Слово о солдате (сборник)

Твардовский Александр Трифонович, Шолохов Михаил Александрович, Ардаматский Василий Иванович, Паустовский Константин Георгиевич, Фадеев Александр Александрович, Федин Константин Александрович, Иванов Всеволод Вячеславович, Кассиль Лев Абрамович, Катаев Валентин Петрович, Каверин Вениамин Александрович, Кожевников Вадим Михайлович, Леонов Леонид Максимович, Новиков-Прибой Алексей Силыч, Платонов Андрей Платонович, Пришвин Михаил Михайлович, Шишков Вячеслав Яковлевич, Толстой Алексей Николаевич, Лавренев Борис Андреевич, Серафимович Александр Серафимович, Соболев Леонид Сергеевич, Сурков Алексей Александрович, Тихонов Николай Семенович, Горбатов Борис Леонтьевич, Гладков Федор Васильевич, Первенцев Аркадий Алексеевич, Шагинян Мариэтта Сергеевна, Инбер Вера Михайловна, Бабаевский Семен Петрович, Либединский Юрий Николаевич, Габрилович Евгений Иосифович


Снова Шадрин прошел мимо Муравчика, и далее солдат пошел далеко вперед — до самой победы в Берлине.

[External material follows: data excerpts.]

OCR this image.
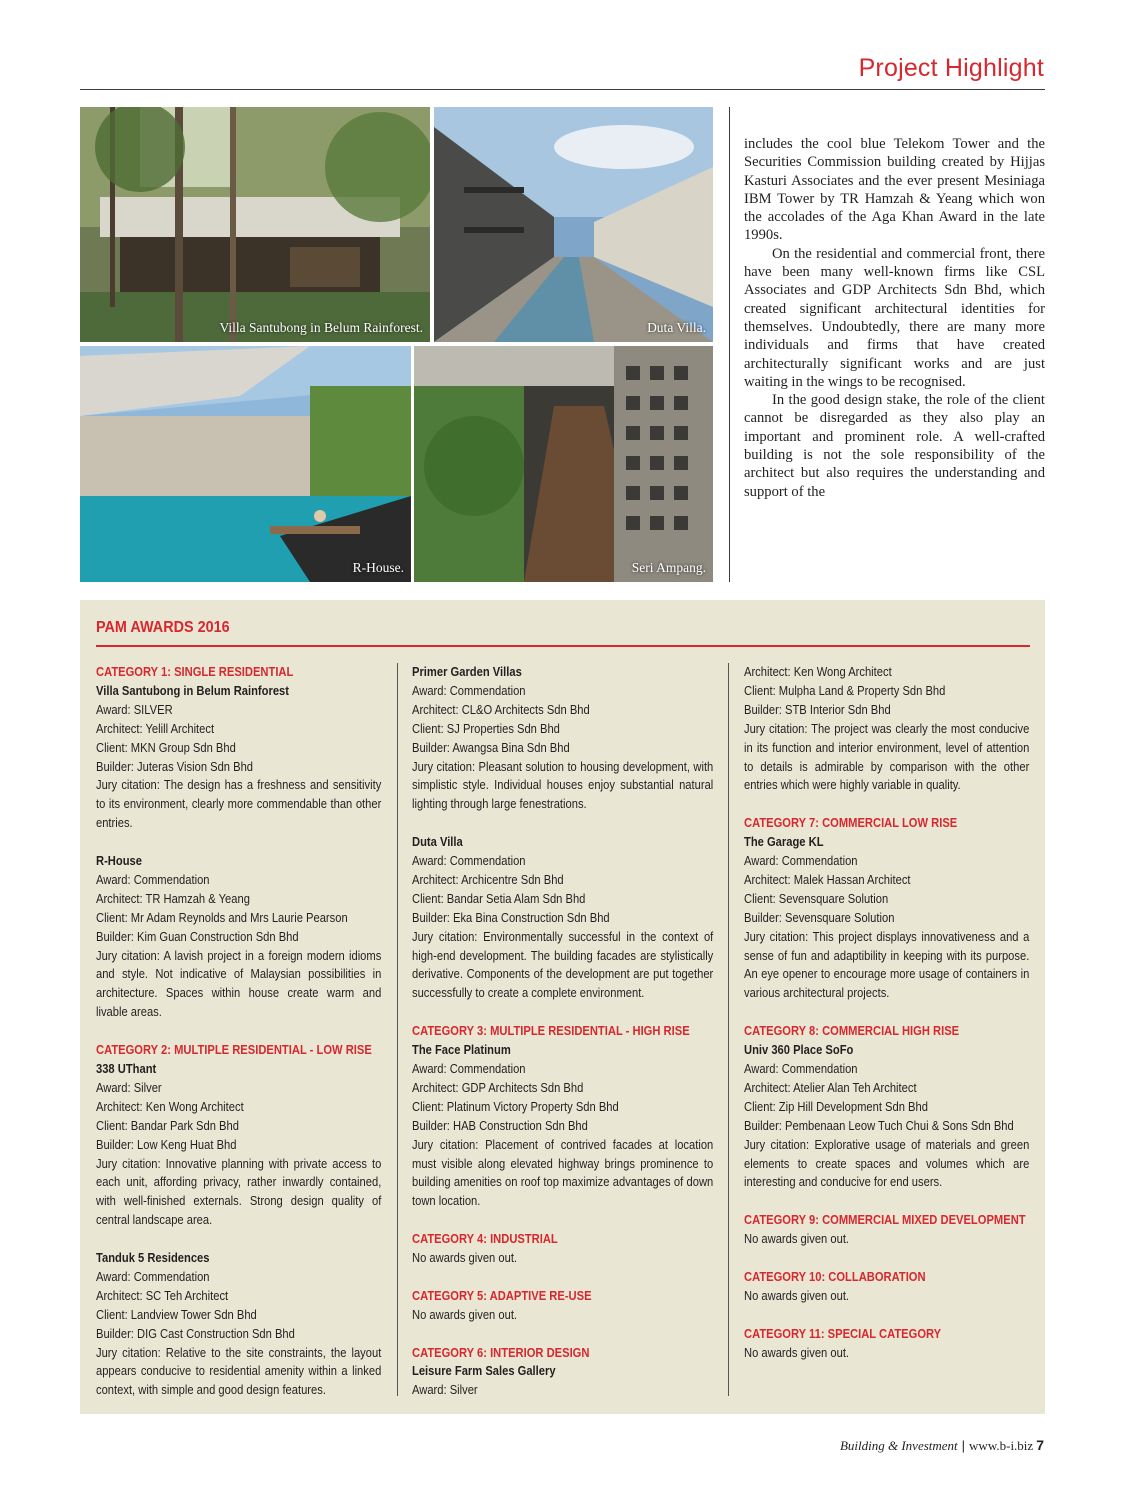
Project Highlight
Villa Santubong in Belum Rainforest.	Duta Villa.
R-House.	Seri Ampang.

includes the cool blue Telekom Tower and the Securities Commission building created by Hijjas Kasturi Associates and the ever present Mesiniaga IBM Tower by TR Hamzah & Yeang which won the accolades of the Aga Khan Award in the late 1990s.

On the residential and commercial front, there have been many well-known firms like CSL Associates and GDP Architects Sdn Bhd, which created significant architectural identities for themselves. Undoubtedly, there are many more individuals and firms that have created architecturally significant works and are just waiting in the wings to be recognised.

In the good design stake, the role of the client cannot be disregarded as they also play an important and prominent role. A well-crafted building is not the sole responsibility of the architect but also requires the understanding and support of the

PAM AWARDS 2016
CATEGORY 1: SINGLE RESIDENTIAL
Villa Santubong in Belum Rainforest
Award: SILVER
Architect: Yelill Architect
Client: MKN Group Sdn Bhd
Builder: Juteras Vision Sdn Bhd
Jury citation: The design has a freshness and sensitivity to its environment, clearly more commendable than other entries.
R-House
Award: Commendation
Architect: TR Hamzah & Yeang
Client: Mr Adam Reynolds and Mrs Laurie Pearson
Builder: Kim Guan Construction Sdn Bhd
Jury citation: A lavish project in a foreign modern idioms and style. Not indicative of Malaysian possibilities in architecture. Spaces within house create warm and livable areas.
CATEGORY 2: MULTIPLE RESIDENTIAL - LOW RISE
338 UThant
Award: Silver
Architect: Ken Wong Architect
Client: Bandar Park Sdn Bhd
Builder: Low Keng Huat Bhd
Jury citation: Innovative planning with private access to each unit, affording privacy, rather inwardly contained, with well-finished externals. Strong design quality of central landscape area.
Tanduk 5 Residences
Award: Commendation
Architect: SC Teh Architect
Client: Landview Tower Sdn Bhd
Builder: DIG Cast Construction Sdn Bhd
Jury citation: Relative to the site constraints, the layout appears conducive to residential amenity within a linked context, with simple and good design features.
Primer Garden Villas
Award: Commendation
Architect: CL&O Architects Sdn Bhd
Client: SJ Properties Sdn Bhd
Builder: Awangsa Bina Sdn Bhd
Jury citation: Pleasant solution to housing development, with simplistic style. Individual houses enjoy substantial natural lighting through large fenestrations.
Duta Villa
Award: Commendation
Architect: Archicentre Sdn Bhd
Client: Bandar Setia Alam Sdn Bhd
Builder: Eka Bina Construction Sdn Bhd
Jury citation: Environmentally successful in the context of high-end development. The building facades are stylistically derivative. Components of the development are put together successfully to create a complete environment.
CATEGORY 3: MULTIPLE RESIDENTIAL - HIGH RISE
The Face Platinum
Award: Commendation
Architect: GDP Architects Sdn Bhd
Client: Platinum Victory Property Sdn Bhd
Builder: HAB Construction Sdn Bhd
Jury citation: Placement of contrived facades at location must visible along elevated highway brings prominence to building amenities on roof top maximize advantages of down town location.
CATEGORY 4: INDUSTRIAL
No awards given out.
CATEGORY 5: ADAPTIVE RE-USE
No awards given out.
CATEGORY 6: INTERIOR DESIGN
Leisure Farm Sales Gallery
Award: Silver
Architect: Ken Wong Architect
Client: Mulpha Land & Property Sdn Bhd
Builder: STB Interior Sdn Bhd
Jury citation: The project was clearly the most conducive in its function and interior environment, level of attention to details is admirable by comparison with the other entries which were highly variable in quality.
CATEGORY 7: COMMERCIAL LOW RISE
The Garage KL
Award: Commendation
Architect: Malek Hassan Architect
Client: Sevensquare Solution
Builder: Sevensquare Solution
Jury citation: This project displays innovativeness and a sense of fun and adaptibility in keeping with its purpose. An eye opener to encourage more usage of containers in various architectural projects.
CATEGORY 8: COMMERCIAL HIGH RISE
Univ 360 Place SoFo
Award: Commendation
Architect: Atelier Alan Teh Architect
Client: Zip Hill Development Sdn Bhd
Builder: Pembenaan Leow Tuch Chui & Sons Sdn Bhd
Jury citation: Explorative usage of materials and green elements to create spaces and volumes which are interesting and conducive for end users.
CATEGORY 9: COMMERCIAL MIXED DEVELOPMENT
No awards given out.
CATEGORY 10: COLLABORATION
No awards given out.
CATEGORY 11: SPECIAL CATEGORY
No awards given out.
Building & Investment | www.b-i.biz 7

Он брал с боем Семеновку и Новозыбков, Орловской области, вышел к Гомелю и на реку Десну. Он вошел в край многочисленных рек, и каждую нужно было форсировать под огнем врага, через каждую плыть на плотах или знаменитых подручных средствах, из них самым простым иногда оказывалось — вплавь на собственном животе.

Через реку Сож рота, где служил Шадрин, переправлялась под сплошным навесом огня противника, и Шадрин до сих пор помнит волны на Соже, гонимые разрезами снарядов против течения.

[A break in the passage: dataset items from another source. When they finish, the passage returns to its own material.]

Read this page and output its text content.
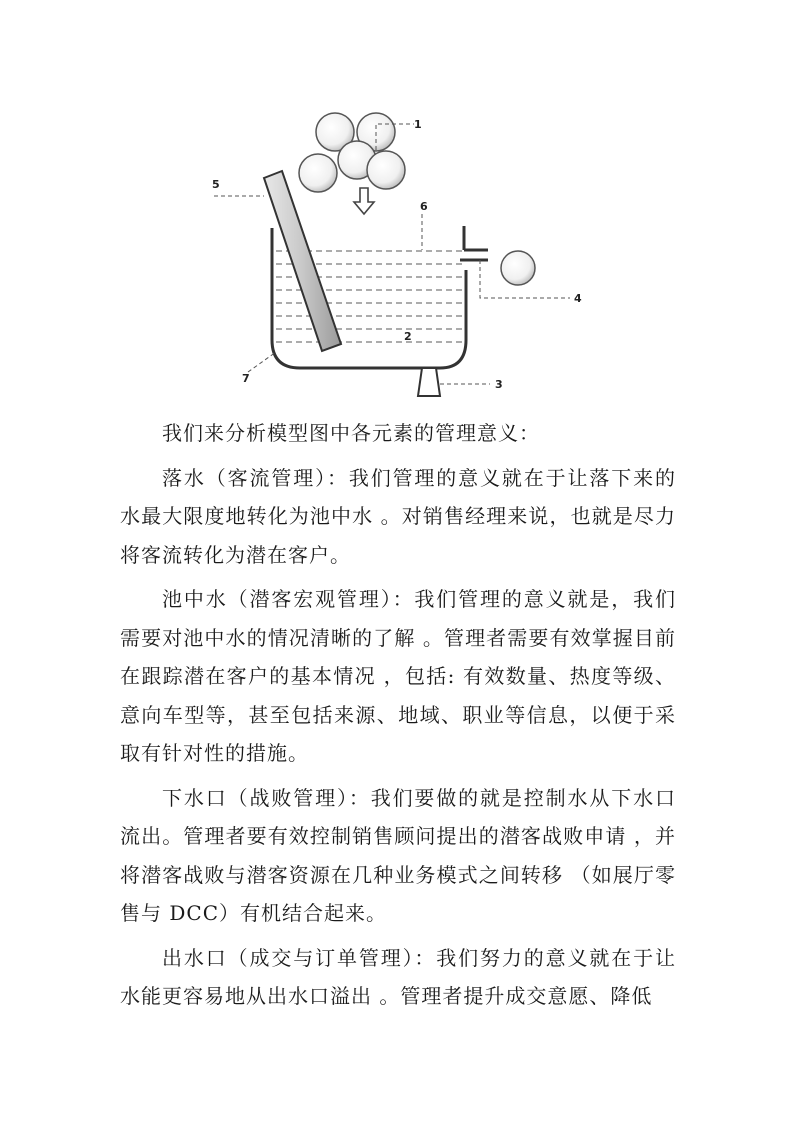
1
2
3
4
5
6
7

我们来分析模型图中各元素的管理意义：

落水（客流管理）：我们管理的意义就在于让落下来的水最大限度地转化为池中水 。对销售经理来说，也就是尽力将客流转化为潜在客户。

池中水（潜客宏观管理）：我们管理的意义就是，我们需要对池中水的情况清晰的了解 。管理者需要有效掌握目前在跟踪潜在客户的基本情况 ，包括: 有效数量、热度等级、意向车型等，甚至包括来源、地域、职业等信息，以便于采取有针对性的措施。

下水口（战败管理）：我们要做的就是控制水从下水口流出。管理者要有效控制销售顾问提出的潜客战败申请 ，并将潜客战败与潜客资源在几种业务模式之间转移 （如展厅零售与 DCC）有机结合起来。

出水口（成交与订单管理）：我们努力的意义就在于让水能更容易地从出水口溢出 。管理者提升成交意愿、降低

В районе Речицы Шадрин переправлялся через Днепр, а в промежутках меж больших рек переходил с боем через десятки других водных потоков, и из них ни один не забыт в его памяти.

Путь солдата продолжался — сквозь огонь — на запад, по земле и через реки. Шадрин вышел на Ковельское направление, затем на Брест-Литовск и Владову на реке Буг. Это было уже очень далеко от Муравчика и Красавки. Шадрин уже сносил не одну пару сапог, но ноги его шли вперед хорошо.

Изменилась природа вокруг него, изменился вид городов и сел, и сам Шадрин изменился — он дрался теперь спокойнее, точнее и лучше, чем когда-то под Старой Руссой.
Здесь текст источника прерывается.